Loss of pandemic aid stresses hospitals
NASHVILLE, Tenn. — Mary Howard, a dishwasher with no health insurance, has never had COVID-19. But the coronavirus, she said, caused her life to spiral over the past two years.
Friends died from it. Ordinary parts of her day, like riding the bus, felt perilous. The restaurant where she worked closed temporarily, and she fought depression and high blood pressure, seeking care in the emergency room because inperson appointments were hard to come by as the pandemic raged.
She turned for help to Nashville General Hospital. The lone public safety-net hospital in a city with a booming health care industry, it has provided care to multitudes of poor and uninsured people throughout the pandemic and for more than 130 years.

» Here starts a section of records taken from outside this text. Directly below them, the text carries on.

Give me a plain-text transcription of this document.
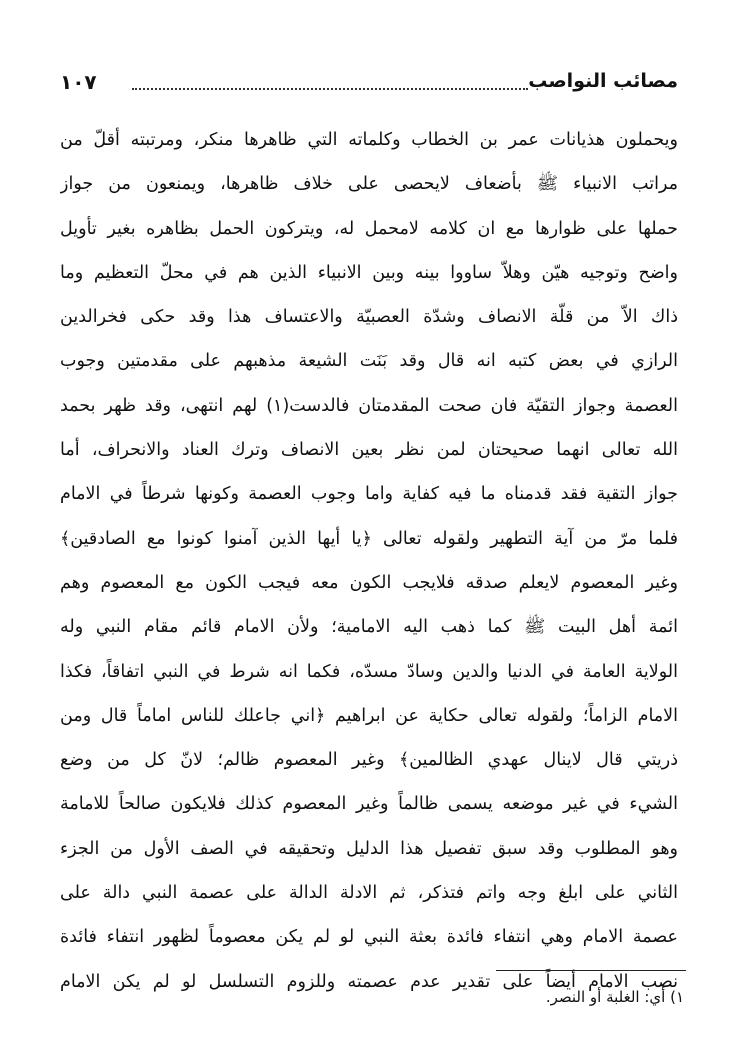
مصائب النواصب
١٠٧
ويحملون هذيانات عمر بن الخطاب وكلماته التي ظاهرها منكر، ومرتبته أقلّ من
مراتب الانبياء ﷺ بأضعاف لايحصى على خلاف ظاهرها، ويمنعون من جواز
حملها على ظوارها مع ان كلامه لامحمل له، ويتركون الحمل بظاهره بغير تأويل
واضح وتوجيه هيّن وهلاّ ساووا بينه وبين الانبياء الذين هم في محلّ التعظيم وما
ذاك الاّ من قلّة الانصاف وشدّة العصبيّة والاعتساف هذا وقد حكى فخرالدين
الرازي في بعض كتبه انه قال وقد بَنَت الشيعة مذهبهم على مقدمتين وجوب
العصمة وجواز التقيّة فان صحت المقدمتان فالدست(١) لهم انتهى، وقد ظهر بحمد
الله تعالى انهما صحيحتان لمن نظر بعين الانصاف وترك العناد والانحراف، أما
جواز التقية فقد قدمناه ما فيه كفاية واما وجوب العصمة وكونها شرطاً في الامام
فلما مرّ من آية التطهير ولقوله تعالى ﴿يا أيها الذين آمنوا كونوا مع الصادقين﴾
وغير المعصوم لايعلم صدقه فلايجب الكون معه فيجب الكون مع المعصوم وهم
ائمة أهل البيت ﷺ كما ذهب اليه الامامية؛ ولأن الامام قائم مقام النبي وله
الولاية العامة في الدنيا والدين وسادّ مسدّه، فكما انه شرط في النبي اتفاقاً، فكذا
الامام الزاماً؛ ولقوله تعالى حكاية عن ابراهيم ﴿اني جاعلك للناس اماماً قال ومن
ذريتي قال لاينال عهدي الظالمين﴾ وغير المعصوم ظالم؛ لانّ كل من وضع
الشيء في غير موضعه يسمى ظالماً وغير المعصوم كذلك فلايكون صالحاً للامامة
وهو المطلوب وقد سبق تفصيل هذا الدليل وتحقيقه في الصف الأول من الجزء
الثاني على ابلغ وجه واتم فتذكر، ثم الادلة الدالة على عصمة النبي دالة على
عصمة الامام وهي انتفاء فائدة بعثة النبي لو لم يكن معصوماً لظهور انتفاء فائدة
نصب الامام أيضاً على تقدير عدم عصمته وللزوم التسلسل لو لم يكن الامام
١) أي: الغلبة أو النصر.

Now, the end of federal programs that paid for COVID-19 care for the uninsured and helped stabilize hospital finances during the pandemic is threatening a new kind of crisis for people like Howard and the providers that care for them. Billions of dollars in aid not only guaranteed that uninsured COVID-19 patients would not face medical bills during the pandemic but also offered a lifeline for financially stressed institutions like Nashville General that provide extensive uncompensated care for the poor.
Slim margins
The infusion of aid is ending at a time when hospitalizations from COVID-19 are receding but as safety-net providers are facing tremendous unmet needs from patients who have delayed care for chronic conditions and other health problems even more than usual during the pandemic.
“Their margins are slim to begin with,” Beth Feldpush, senior vice president for policy and advocacy at America’s Essential Hospitals, which represents safety-net hospitals,
said of the institutions. She added that some were already having a “more difficult time bouncing back operationally and financially.”

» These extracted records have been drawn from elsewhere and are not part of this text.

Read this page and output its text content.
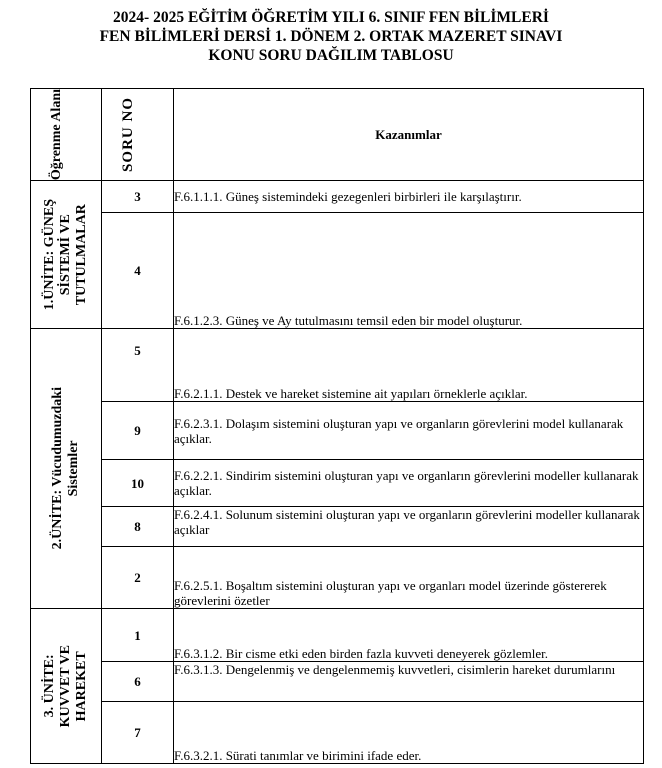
2024- 2025 EĞİTİM ÖĞRETİM YILI 6. SINIF FEN BİLİMLERİ
FEN BİLİMLERİ DERSİ 1. DÖNEM 2. ORTAK MAZERET SINAVI
KONU SORU DAĞILIM TABLOSU
Öğrenme Alanı	SORU NO	Kazanımlar

1.ÜNİTE: GÜNEŞ SİSTEMİ VE TUTULMALAR	3	F.6.1.1.1. Güneş sistemindeki gezegenleri birbirleri ile karşılaştırır.
	4	F.6.1.2.3. Güneş ve Ay tutulmasını temsil eden bir model oluşturur.

2.ÜNİTE: Vücudumuzdaki Sistemler	5	F.6.2.1.1. Destek ve hareket sistemine ait yapıları örneklerle açıklar.
	9	F.6.2.3.1. Dolaşım sistemini oluşturan yapı ve organların görevlerini model kullanarak açıklar.
	10	F.6.2.2.1. Sindirim sistemini oluşturan yapı ve organların görevlerini modeller kullanarak açıklar.
	8	F.6.2.4.1. Solunum sistemini oluşturan yapı ve organların görevlerini modeller kullanarak açıklar
	2	F.6.2.5.1. Boşaltım sistemini oluşturan yapı ve organları model üzerinde göstererek görevlerini özetler

3. ÜNİTE: KUVVET VE HAREKET	1	F.6.3.1.2. Bir cisme etki eden birden fazla kuvveti deneyerek gözlemler.
	6	F.6.3.1.3. Dengelenmiş ve dengelenmemiş kuvvetleri, cisimlerin hareket durumlarını
	7	F.6.3.2.1. Sürati tanımlar ve birimini ifade eder.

Nashville General has seen an average of just one COVID-19 patient a week recently. But its doctors and nurses say that a wide range of health problems that worsened during the pandemic are now overwhelming the hospital.
Dr. Eric Neff, an orthopedic surgeon, said patients were afraid to visit the hospital during much of the pandemic and often had trouble finding transportation when they did. The consequences were dire: People waited six months to seek care for a broken wrist or ignored a torn rotator cuff, making it harder for him to fix their injuries.
Dr. Richard Fremont, a pulmonologist, said that he had treated dozens of COVID-19 patients over the past two years, but that patients with other health conditions, such as chronic asthma, had more often needed oxygen. Because uninsured patients cannot get shortterm home oxygen therapy, he sometimes keeps those who need it in the hospital for days or weeks.
The crisis of the uninsured is especially acute in Tennessee, which has one of the highest rates of hospital closures in the country and is among a dozen states that have chosen not to expand Medicaid to cover more low-income adults under the Affordable Care Act. Roughly 300,000 people in the state fall in the socalled coverage gap, meaning they are ineligible for either Medicaid or discounted health insurance under the Affordable Care Act despite having little to no income.
Pressure returns
John Graves, a health policy professor at Vanderbilt University School of Medicine, said the influx of relief funds during the pandemic had allowed something akin to a “universal coverage system within a system,” granting coverage to everyone who got COVID-19. Now, he said, hospitals and patients are back to facing pre-pandemic pressures — and will face even more once the federal government ends the public health emergency, which has temporarily increased Medicaid and Medicare reimbursements.
“The safety net has been disinvested in, and has been a political football, for a decade,” said Michele Johnson, executive director of the Tennessee Justice Center, a legal aid group that helps poor Tennesseans. The influx of pandemic aid, she added, “kind of covered up this thing that was barely hanging on the ropes; it put some rouge on the corpse.”